Através desses atalhos, a eloquência maniqueísta assumiu o Planalto Central Brasileiro, e a compulsividade pela mentira fez o ódio na política apresentar o odor fétido do sangue putrificado do período da ditadura emanar na psicosfera brasileira, de forma institucional, além de tomar cadeira no conhecido “gabinete do ódio”.

Em O Livro dos Espíritos (OLE), livro III, capítulo I:III, define a moral como a regra da boa conduta e, portanto, a distinção entre o bem e o mal, fundamentada na observação da lei de Deus. No desenvolvimento do tema, os Espíritos assinalam que qualquer indivíduo tem inteligência suficiente para entender um e outro. E são assertivos em afirmar, questão nº 632, de OLE: “Jesus vos disse: vede o que querereis que vos fizessem ou não; tudo se resume nisso. Assim não vos enganeis.”

O Espiritismo tem assentado em seus fundamentos a existência do Espírito imortal, que evolui moralmente através do tempo pelas várias vivências da alma, não avaliza esses tipos de comportamento, e se algum espírita o valida, na realidade é por desconhecer os conceitos básicos doutrinários.

Allan Kardec afirma que o mal é a ausência do bem, como o frio é do calor. “(...) Deus não quer senão o bem; o mal provém unicamente do homem. Se na criação houvesse um ser predisposto ao mal, ninguém o poderia evitar; porém, tendo o homem a causa do mal em SI MESMO, e tendo ao mesmo tempo seu livre-arbítrio e por guia as leis divinas, evitará o mal quando quiser.”

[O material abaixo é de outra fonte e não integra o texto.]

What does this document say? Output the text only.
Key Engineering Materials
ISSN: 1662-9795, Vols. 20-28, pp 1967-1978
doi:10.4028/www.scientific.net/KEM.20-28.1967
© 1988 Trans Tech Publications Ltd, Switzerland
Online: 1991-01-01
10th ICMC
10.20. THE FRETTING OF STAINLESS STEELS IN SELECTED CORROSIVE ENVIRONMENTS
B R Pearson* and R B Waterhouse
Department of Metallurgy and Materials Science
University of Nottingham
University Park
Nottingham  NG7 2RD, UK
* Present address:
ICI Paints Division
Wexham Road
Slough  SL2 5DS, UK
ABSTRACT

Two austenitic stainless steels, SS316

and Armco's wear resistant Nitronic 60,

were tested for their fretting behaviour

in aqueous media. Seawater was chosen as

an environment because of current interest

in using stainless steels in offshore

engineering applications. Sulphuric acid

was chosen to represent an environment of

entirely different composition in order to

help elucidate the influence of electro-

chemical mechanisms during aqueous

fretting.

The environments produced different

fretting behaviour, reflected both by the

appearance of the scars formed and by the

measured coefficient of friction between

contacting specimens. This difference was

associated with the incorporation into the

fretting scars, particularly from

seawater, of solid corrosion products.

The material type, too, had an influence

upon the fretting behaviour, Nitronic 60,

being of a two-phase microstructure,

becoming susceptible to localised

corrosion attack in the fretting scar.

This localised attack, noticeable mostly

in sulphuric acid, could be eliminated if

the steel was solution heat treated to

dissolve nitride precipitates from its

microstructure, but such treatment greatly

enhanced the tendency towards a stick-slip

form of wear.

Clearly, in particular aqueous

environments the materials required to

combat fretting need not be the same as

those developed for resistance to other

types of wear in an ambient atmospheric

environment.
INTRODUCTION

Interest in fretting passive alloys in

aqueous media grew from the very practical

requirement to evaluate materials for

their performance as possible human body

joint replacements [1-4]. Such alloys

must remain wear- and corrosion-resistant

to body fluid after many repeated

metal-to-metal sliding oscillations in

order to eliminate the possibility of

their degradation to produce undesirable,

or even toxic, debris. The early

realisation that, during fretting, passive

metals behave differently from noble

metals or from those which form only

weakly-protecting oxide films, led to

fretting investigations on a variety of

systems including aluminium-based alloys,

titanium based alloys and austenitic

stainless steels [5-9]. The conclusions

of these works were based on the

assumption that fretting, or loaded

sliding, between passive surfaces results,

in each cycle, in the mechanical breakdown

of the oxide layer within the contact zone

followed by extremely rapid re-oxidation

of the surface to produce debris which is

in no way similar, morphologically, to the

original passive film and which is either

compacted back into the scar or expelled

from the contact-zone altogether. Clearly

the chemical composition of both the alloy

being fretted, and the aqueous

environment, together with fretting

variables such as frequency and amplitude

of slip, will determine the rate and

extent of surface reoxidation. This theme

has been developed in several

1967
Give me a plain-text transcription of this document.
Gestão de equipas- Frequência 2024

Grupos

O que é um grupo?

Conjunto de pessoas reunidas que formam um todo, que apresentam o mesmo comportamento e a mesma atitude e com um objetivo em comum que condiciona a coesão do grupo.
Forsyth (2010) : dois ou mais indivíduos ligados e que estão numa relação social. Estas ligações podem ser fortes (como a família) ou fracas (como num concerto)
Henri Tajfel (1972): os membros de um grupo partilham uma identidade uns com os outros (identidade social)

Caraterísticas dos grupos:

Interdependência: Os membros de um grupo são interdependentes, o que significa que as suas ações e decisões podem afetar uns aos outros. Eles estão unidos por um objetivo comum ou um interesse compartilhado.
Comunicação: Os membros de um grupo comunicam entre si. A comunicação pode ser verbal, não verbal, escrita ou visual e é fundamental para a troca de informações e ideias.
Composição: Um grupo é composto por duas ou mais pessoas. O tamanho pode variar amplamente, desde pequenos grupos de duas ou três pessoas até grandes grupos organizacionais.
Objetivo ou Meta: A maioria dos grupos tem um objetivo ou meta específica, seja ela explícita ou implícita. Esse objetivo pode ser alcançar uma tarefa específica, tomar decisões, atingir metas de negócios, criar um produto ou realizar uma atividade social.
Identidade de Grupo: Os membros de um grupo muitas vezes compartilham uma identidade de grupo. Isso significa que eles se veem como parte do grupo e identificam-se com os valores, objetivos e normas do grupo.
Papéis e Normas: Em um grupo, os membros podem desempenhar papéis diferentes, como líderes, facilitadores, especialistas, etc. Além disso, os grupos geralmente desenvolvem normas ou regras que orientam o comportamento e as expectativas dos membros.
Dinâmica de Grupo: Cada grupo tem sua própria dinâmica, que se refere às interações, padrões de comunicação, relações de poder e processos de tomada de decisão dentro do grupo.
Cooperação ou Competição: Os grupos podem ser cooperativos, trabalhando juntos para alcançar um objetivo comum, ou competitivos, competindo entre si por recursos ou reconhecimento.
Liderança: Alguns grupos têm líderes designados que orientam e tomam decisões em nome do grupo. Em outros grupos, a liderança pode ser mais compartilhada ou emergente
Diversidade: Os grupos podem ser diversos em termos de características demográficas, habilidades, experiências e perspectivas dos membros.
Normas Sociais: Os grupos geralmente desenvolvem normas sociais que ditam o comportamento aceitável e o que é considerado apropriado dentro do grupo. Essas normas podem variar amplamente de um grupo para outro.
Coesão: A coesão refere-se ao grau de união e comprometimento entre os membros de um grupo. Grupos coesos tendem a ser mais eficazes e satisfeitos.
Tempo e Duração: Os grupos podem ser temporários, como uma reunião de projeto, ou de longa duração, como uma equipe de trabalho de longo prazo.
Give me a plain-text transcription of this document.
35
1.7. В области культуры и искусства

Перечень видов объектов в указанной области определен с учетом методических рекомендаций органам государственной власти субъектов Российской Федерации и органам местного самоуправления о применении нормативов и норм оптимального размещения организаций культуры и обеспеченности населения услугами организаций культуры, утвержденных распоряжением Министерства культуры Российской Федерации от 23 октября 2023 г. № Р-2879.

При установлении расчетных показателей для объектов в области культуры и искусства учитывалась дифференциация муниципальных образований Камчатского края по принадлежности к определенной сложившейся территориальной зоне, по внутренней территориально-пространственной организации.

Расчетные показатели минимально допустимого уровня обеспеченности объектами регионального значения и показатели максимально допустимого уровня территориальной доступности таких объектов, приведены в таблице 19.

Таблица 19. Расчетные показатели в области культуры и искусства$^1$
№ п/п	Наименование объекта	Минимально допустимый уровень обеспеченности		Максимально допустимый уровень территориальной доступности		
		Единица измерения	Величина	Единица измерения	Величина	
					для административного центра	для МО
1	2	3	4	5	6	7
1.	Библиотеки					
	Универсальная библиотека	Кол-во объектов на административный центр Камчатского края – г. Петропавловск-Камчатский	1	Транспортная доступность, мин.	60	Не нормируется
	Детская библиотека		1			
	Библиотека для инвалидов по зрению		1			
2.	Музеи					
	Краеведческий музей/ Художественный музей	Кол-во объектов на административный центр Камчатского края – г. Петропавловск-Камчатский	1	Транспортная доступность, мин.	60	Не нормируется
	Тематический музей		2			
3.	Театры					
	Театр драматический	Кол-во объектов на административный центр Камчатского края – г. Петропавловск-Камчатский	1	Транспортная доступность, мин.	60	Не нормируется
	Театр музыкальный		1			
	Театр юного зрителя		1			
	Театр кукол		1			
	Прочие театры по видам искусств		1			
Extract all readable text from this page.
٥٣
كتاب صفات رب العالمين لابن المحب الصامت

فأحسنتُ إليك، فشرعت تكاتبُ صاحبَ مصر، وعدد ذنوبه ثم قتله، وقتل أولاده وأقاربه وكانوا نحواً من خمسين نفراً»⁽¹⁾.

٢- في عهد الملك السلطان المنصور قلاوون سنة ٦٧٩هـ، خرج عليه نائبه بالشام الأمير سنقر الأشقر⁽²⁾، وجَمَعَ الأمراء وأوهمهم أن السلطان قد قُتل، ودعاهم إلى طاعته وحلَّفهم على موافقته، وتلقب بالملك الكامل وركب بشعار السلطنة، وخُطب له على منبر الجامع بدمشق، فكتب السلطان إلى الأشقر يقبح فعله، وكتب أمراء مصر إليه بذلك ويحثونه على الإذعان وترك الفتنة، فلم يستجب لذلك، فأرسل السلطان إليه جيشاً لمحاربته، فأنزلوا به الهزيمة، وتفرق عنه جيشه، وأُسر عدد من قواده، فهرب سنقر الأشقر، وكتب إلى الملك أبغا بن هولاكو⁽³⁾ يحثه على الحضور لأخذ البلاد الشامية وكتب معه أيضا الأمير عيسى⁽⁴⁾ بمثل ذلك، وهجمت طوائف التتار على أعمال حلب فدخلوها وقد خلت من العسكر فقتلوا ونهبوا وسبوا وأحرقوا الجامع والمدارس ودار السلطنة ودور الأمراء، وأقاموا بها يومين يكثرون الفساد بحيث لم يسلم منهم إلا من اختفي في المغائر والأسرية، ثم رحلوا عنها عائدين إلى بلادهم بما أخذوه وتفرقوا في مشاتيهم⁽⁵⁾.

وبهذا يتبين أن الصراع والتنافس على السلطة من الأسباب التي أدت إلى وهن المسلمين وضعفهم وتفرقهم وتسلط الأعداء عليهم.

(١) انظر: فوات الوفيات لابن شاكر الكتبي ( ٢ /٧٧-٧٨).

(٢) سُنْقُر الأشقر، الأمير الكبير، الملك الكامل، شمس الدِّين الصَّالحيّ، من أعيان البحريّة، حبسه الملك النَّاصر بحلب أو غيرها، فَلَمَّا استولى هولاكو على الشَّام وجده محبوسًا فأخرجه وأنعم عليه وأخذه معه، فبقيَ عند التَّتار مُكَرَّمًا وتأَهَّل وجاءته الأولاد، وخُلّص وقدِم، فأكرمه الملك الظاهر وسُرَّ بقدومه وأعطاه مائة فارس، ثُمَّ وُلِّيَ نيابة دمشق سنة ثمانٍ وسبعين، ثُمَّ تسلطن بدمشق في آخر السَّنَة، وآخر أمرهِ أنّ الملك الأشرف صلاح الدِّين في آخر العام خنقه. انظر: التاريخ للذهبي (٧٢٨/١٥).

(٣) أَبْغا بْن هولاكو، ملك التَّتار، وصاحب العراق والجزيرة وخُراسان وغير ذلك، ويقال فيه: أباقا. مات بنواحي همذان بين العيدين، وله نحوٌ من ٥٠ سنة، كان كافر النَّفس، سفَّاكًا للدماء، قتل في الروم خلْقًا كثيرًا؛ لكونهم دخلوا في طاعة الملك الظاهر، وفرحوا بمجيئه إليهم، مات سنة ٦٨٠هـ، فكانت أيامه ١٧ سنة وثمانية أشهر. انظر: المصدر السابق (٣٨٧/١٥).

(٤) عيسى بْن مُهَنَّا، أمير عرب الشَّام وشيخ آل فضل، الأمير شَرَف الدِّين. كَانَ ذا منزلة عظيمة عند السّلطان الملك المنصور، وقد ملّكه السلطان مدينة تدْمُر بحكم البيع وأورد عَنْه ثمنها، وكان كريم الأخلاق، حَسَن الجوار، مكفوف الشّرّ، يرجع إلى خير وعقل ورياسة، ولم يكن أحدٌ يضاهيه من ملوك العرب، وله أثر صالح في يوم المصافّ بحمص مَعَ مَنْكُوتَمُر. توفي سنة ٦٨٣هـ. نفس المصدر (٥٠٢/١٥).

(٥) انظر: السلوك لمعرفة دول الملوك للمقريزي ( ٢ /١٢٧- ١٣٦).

É necessário se quebrar as correntes de ódio que estão galvanizadas nos espaços sociais e públicos brasileiros. Isso só será possível a partir de cada brasileiro, encetando a viagem mais difícil de ser realizada que é viajar para fora de si em direção ao outro, promovendo a maior alquimia do Universo: eu, tu, nós.

            Assim, venceremos o ódio e o totalitarismo.

 

REFERÊNCIAS:

EMCKE, Carolin. Contra o ódio. Belo Horizonte, 2020.

KARDEC, Allan. O livro dos espíritos. São Paulo, 2000.

___________. A Gênese. São Paulo, 2010.

SOLANO, Ester (Org.) O ódio como política. São Paulo, 2021.

STEINER, Rudolf. O Maniqueísmo. São Paulo, 1979.

 

 

 

Comentários

  1. Muito boas reflexões e, particularmente, no que se refere à observação de que engrossar a fileira do ódio, do preconceito, da discriminação nada tem a ver com os princípios humanistas e de justiça adotados pela doutrina espírita.